38  ·  Survey Results:  Survey Questions And Responses
sustainability. Local site: Institutional Repository. Exception: e.g., eTheses in the Institutional Repository (cIRCLE).
Obviously the ability to load content locally or consortially allows for increased experimentation in search and
discovery, and/or data mining, but individual libraries, and probably many consortia, are not necessarily equipped to
host and serve this content up to users, yet.
One of the main pluses for e-books is that they provide tremendous financial savings, they start to lose that
budgetary advantage if the library has to devote hardware/software/staff to the care and feeding of e-books 24
hours a day.
Our consortia attempt to negotiate local loading.
Policies are under development.
Prefer to have the right to archive e-books, and prefer LOCKSS.
Resources that are born digital at this university are mounted locally.
Scholar’s Portal is our consortial provider of e-books.
So far, we only mount digital content from our own collections on local site (our institutional repository).
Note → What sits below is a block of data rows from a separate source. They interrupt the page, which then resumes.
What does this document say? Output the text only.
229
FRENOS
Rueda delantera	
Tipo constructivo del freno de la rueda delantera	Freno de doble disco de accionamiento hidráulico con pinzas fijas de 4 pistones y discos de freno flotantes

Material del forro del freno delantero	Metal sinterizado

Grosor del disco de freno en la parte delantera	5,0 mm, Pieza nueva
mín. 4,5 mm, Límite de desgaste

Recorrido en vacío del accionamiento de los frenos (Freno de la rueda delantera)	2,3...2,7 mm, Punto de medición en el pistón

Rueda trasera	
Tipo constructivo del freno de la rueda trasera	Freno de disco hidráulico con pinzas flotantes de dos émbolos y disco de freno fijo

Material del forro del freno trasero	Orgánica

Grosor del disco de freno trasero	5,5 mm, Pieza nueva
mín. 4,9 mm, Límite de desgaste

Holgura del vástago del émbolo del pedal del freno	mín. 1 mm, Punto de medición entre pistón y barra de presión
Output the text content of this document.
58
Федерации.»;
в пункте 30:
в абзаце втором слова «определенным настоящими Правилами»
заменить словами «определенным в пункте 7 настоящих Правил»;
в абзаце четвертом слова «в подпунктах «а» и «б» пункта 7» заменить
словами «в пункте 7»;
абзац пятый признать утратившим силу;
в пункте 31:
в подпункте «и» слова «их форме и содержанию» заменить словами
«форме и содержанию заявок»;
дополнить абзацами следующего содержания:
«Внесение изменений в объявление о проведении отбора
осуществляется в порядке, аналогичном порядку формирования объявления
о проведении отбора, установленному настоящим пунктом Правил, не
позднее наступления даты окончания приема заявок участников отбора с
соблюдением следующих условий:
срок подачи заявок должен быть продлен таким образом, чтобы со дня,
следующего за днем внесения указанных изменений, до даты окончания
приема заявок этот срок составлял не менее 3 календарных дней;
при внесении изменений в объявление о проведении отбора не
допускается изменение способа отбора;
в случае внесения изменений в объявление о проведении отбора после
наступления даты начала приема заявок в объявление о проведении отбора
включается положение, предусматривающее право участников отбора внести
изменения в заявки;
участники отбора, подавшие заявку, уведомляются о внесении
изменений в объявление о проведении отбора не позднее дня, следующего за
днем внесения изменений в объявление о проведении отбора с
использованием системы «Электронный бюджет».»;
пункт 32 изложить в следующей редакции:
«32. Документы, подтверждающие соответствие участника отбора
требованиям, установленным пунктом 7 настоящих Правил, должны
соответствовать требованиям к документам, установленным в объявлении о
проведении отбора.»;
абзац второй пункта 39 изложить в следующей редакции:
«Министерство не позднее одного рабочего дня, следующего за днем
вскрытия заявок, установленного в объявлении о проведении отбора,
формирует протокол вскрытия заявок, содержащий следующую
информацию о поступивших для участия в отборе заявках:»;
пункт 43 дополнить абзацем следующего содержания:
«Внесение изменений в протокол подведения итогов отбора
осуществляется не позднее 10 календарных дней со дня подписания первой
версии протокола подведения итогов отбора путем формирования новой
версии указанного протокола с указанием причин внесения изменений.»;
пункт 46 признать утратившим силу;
The library currently does not have an e-book repository.
We are currently exploring local hosting/loading.
We do not want to deal with the technical aspects of holding e-books on our own servers.
We have moved through several views on this and seem to be settled on off-site access now with encouragement to
vendors to be actively involved in third party archives.
We have one collection, of materials we digitized from print, that we mount locally. All purchased collections we
access from publisher/aggregator sites.
We prefer single site, single interface. At the consortium, we use the CDL e-book platform.